Wednesday, April 11, 2012

"Talk To Me In A Year," they said.

Tomorrow is my year anniversary of arriving in Portland. Whenever I said how much I love it here, locals would say, "Talk to me in a year." Well I still love it and yes it's still raining. Here is my journal entry from April 12, 2011: (I'd been on the road two months)

In a sleeping bag on a couch in a house full of antique typewriters. And a very loud clock for which I used my earplugs for the first time. An absolutely gorgeous drive up Redwood Hwy yesterday from Eureka to Coos Bay. Gorgeous! What could be better than white indigo waves crashing onto black craggy rocks, beaches strewn with driftwood, curving freshwater streams from rich dusky forests, cute roadside displays of carved bears, the surprise of an elk herd lounging in a bright meadow. Stuff like that. Jim (my aunt's hubbin) just brought me coffee, the dear man.

Today's the day! To Portland! The wandering comes to a close but the adventure continues.

(Within that entry was a flashback to a luscious evening deep in the Mendocino forest when I crashed Serra's friends, Cadence and Mike's wedding, but I'm afraid it can't be shared in this format. That's the difference between a diary and a blog.)

Today I sent 25 pages of teen diary and a really embarrassing unsent letter to Susan. She's going to knock it down to maybe 5 pages. Curious to see what she does.


Monday, April 9, 2012

Mom Said I Was Too Serious

I gave away my books on the enneagram when I was in the expressive arts training, learning not to turn to prescribed systems of meaning. But before I did, unfortunately, I photocopied one important page and taped it into my journal. Every once in awhile, I come across it again and say, "oh how true" and copy it again and tape it into my current journal. This just happened, yet again.  At the bottom of the photocopy I've written, "How many times am I going to tape this in my journal?"

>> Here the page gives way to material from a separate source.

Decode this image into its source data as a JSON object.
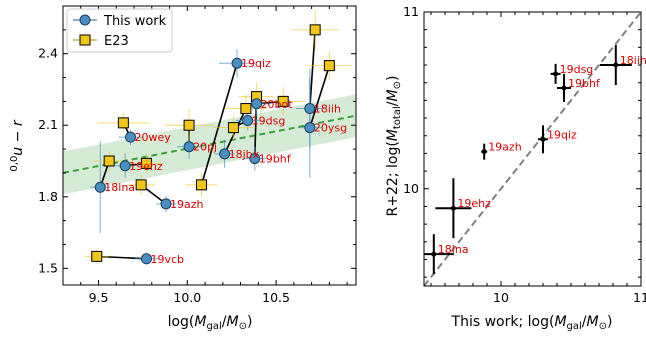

It's about "Fours," the "tragic romantics" of the enneagram and how they need to "focus on something beyond their feelings and their imaginations."  The line that always gets me is about how the "Healthy Four" has "found the courage to act without reference to their feelings and have thus freed themselves from the relentless tug of self-absorption." What could be more self-absorbing than a project which requires reading back over old journals? For a Four, could there be anything worse?

There is, however, a saving grace. Telling people about the Mortified show usually leads to them telling me their story. One woman told me she misses writing, that she hasn't kept a diary since her father read hers twenty years ago. Another told me how she too lost all her friends in a sudden turn of the popular tide. And at my little Easter party here yesterday, Jen brought some of her actual archives from age 12, including the first time she realized something remarkable was happening, worth writing about, and ran to get her special pen. The entry began, "Journal, I have a lot of questions to ask myself," and then went on for several pages describing the behavior of a covey of quail- how they moved and hid and ran and flew. I could hear the marriage of budding consciousness with the reaching for language to describe what was happening out there.

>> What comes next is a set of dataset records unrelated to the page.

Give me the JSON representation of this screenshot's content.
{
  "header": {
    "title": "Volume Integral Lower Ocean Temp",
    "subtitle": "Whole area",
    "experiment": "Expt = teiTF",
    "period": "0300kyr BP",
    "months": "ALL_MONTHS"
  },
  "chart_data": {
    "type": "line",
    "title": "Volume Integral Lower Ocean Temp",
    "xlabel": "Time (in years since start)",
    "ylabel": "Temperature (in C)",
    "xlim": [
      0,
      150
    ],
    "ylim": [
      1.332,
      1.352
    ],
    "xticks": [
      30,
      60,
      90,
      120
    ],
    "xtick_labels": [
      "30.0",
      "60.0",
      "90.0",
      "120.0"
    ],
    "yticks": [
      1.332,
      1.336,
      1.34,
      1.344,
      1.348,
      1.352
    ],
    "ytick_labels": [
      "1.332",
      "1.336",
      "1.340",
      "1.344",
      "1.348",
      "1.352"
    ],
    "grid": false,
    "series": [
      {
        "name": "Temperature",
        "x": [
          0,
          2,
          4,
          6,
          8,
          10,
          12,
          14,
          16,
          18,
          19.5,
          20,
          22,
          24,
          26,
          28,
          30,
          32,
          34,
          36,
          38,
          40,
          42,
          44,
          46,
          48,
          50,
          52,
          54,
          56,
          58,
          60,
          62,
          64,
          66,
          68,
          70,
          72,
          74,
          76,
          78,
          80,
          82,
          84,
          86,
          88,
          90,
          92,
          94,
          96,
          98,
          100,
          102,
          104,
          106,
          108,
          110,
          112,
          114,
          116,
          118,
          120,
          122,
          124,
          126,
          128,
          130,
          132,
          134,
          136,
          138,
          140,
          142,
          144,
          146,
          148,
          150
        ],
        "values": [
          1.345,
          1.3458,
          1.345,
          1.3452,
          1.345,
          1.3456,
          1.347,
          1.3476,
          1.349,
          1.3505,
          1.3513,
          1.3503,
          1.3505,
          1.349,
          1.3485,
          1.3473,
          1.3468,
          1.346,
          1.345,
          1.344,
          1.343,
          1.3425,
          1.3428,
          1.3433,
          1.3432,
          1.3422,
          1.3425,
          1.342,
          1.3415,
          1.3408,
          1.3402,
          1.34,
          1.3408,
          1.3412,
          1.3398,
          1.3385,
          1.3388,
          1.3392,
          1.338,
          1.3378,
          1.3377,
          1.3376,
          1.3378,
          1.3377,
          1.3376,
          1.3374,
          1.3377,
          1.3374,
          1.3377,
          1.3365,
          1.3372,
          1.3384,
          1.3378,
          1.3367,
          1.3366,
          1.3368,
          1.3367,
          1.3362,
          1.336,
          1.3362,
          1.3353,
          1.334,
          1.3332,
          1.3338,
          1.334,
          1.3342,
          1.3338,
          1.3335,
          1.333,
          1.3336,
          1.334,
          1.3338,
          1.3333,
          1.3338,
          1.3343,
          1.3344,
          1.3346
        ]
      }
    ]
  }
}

This is actually how expressive arts therapy does work- to ask a question from within, and then, instead of circling endlessly in the interior darkness, to look out, and see what the world has to say, or show.

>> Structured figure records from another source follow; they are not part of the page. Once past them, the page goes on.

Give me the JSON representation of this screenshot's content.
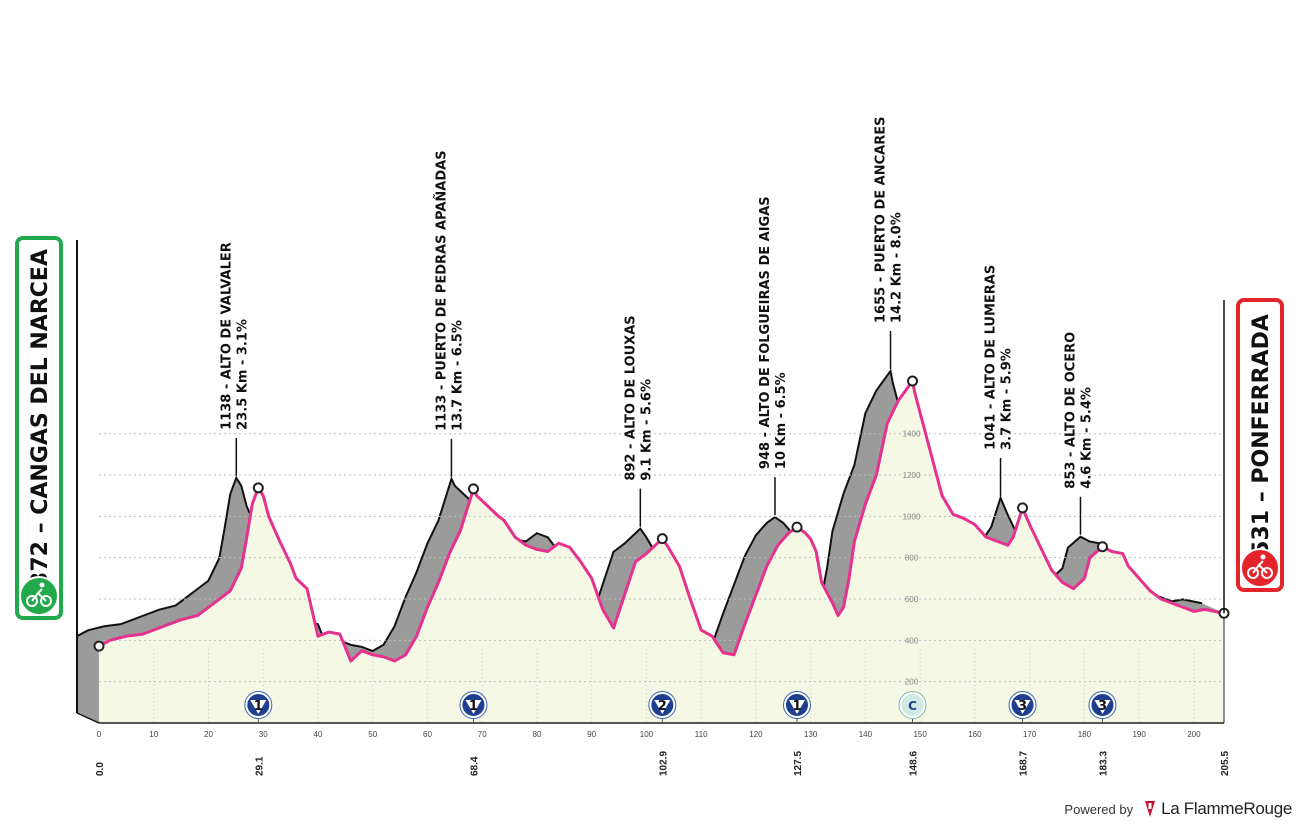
{
  "chart_data": {
    "type": "area",
    "start": {
      "name": "CANGAS DEL NARCEA",
      "altitude": "372",
      "label": "372 – CANGAS DEL NARCEA",
      "color": "#22a94b"
    },
    "finish": {
      "name": "PONFERRADA",
      "altitude": "531",
      "label": "531 – PONFERRADA",
      "color": "#e3252b"
    },
    "xlim": [
      0,
      205.5
    ],
    "ylim": [
      0,
      1700
    ],
    "x_ticks": [
      0,
      10,
      20,
      30,
      40,
      50,
      60,
      70,
      80,
      90,
      100,
      110,
      120,
      130,
      140,
      150,
      160,
      170,
      180,
      190,
      200
    ],
    "y_ticks": [
      200,
      400,
      600,
      800,
      1000,
      1200,
      1400
    ],
    "key_distances": [
      "0.0",
      "29.1",
      "68.4",
      "102.9",
      "127.5",
      "148.6",
      "168.7",
      "183.3",
      "205.5"
    ],
    "profile": {
      "x": [
        0,
        2,
        5,
        8,
        10,
        12,
        15,
        18,
        20,
        22,
        24,
        26,
        27,
        28,
        29.1,
        30,
        31,
        33,
        35,
        36,
        38,
        40,
        42,
        44,
        46,
        48,
        50,
        52,
        54,
        56,
        58,
        60,
        62,
        64,
        66,
        68.4,
        69,
        71,
        73,
        74,
        75,
        76,
        78,
        80,
        82,
        84,
        86,
        88,
        90,
        92,
        94,
        96,
        98,
        100,
        102.9,
        104,
        106,
        108,
        110,
        112,
        114,
        116,
        118,
        120,
        122,
        124,
        126,
        127.5,
        129,
        130,
        131,
        132,
        134,
        135,
        136,
        137,
        138,
        140,
        142,
        144,
        146,
        148.6,
        149,
        150,
        152,
        154,
        156,
        158,
        160,
        162,
        164,
        166,
        167,
        168.7,
        170,
        172,
        174,
        176,
        178,
        180,
        181,
        183.3,
        185,
        187,
        188,
        190,
        192,
        194,
        196,
        198,
        200,
        202,
        205.5
      ],
      "y": [
        372,
        400,
        420,
        430,
        450,
        470,
        500,
        520,
        560,
        600,
        640,
        750,
        900,
        1060,
        1138,
        1100,
        1000,
        880,
        770,
        700,
        650,
        420,
        440,
        430,
        300,
        350,
        330,
        320,
        300,
        330,
        420,
        560,
        680,
        820,
        930,
        1133,
        1100,
        1050,
        1000,
        980,
        940,
        900,
        860,
        840,
        830,
        870,
        850,
        780,
        700,
        550,
        460,
        620,
        780,
        820,
        892,
        850,
        760,
        600,
        450,
        420,
        340,
        330,
        480,
        620,
        760,
        860,
        920,
        948,
        920,
        890,
        830,
        680,
        580,
        520,
        560,
        700,
        880,
        1060,
        1200,
        1450,
        1560,
        1655,
        1600,
        1500,
        1300,
        1100,
        1010,
        990,
        960,
        900,
        880,
        860,
        900,
        1041,
        960,
        850,
        740,
        680,
        650,
        700,
        800,
        853,
        830,
        820,
        760,
        700,
        640,
        600,
        580,
        560,
        540,
        550,
        531
      ]
    },
    "climbs": [
      {
        "km": 29.1,
        "alt": 1138,
        "name": "ALTO DE VALVALER",
        "line1": "1138 - ALTO DE VALVALER",
        "line2": "23.5 Km - 3.1%",
        "category": "1"
      },
      {
        "km": 68.4,
        "alt": 1133,
        "name": "PUERTO DE PEDRAS APAÑADAS",
        "line1": "1133 - PUERTO DE PEDRAS APAÑADAS",
        "line2": "13.7 Km - 6.5%",
        "category": "1"
      },
      {
        "km": 102.9,
        "alt": 892,
        "name": "ALTO DE LOUXAS",
        "line1": "892 - ALTO DE LOUXAS",
        "line2": "9.1 Km - 5.6%",
        "category": "2"
      },
      {
        "km": 127.5,
        "alt": 948,
        "name": "ALTO DE FOLGUEIRAS DE AIGAS",
        "line1": "948 - ALTO DE FOLGUEIRAS DE AIGAS",
        "line2": "10 Km - 6.5%",
        "category": "1"
      },
      {
        "km": 148.6,
        "alt": 1655,
        "name": "PUERTO DE ANCARES",
        "line1": "1655 - PUERTO DE ANCARES",
        "line2": "14.2 Km - 8.0%",
        "category": "C"
      },
      {
        "km": 168.7,
        "alt": 1041,
        "name": "ALTO DE LUMERAS",
        "line1": "1041 - ALTO DE LUMERAS",
        "line2": "3.7 Km - 5.9%",
        "category": "3"
      },
      {
        "km": 183.3,
        "alt": 853,
        "name": "ALTO DE OCERO",
        "line1": "853 - ALTO DE OCERO",
        "line2": "4.6 Km - 5.4%",
        "category": "3"
      }
    ],
    "colors": {
      "route": "#e6318f",
      "fill": "#f6f8e6",
      "side": "#9b9b9b",
      "badge": "#1e3f8f",
      "badge_c": "#cfe9e3"
    },
    "grid": true
  },
  "footer": {
    "powered": "Powered by",
    "brand": "La FlammeRouge"
  }
}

I don't know how to make this funny. I would like it to be funny. Once, a woman in Storymakers told me, "You don't always have to be funny." I will try an experiment: that's my question for myself- how to make it funny. And I will look out to the world and see what it has to show me. It doesn't hurt that the Bridgetown comedy festival starts Thursday.

What did you want when you were 12? What obsessed you at 15? What were you on the brink of at 17? Do you know? Do you remember? If you have your teen diaries, do they surprise you?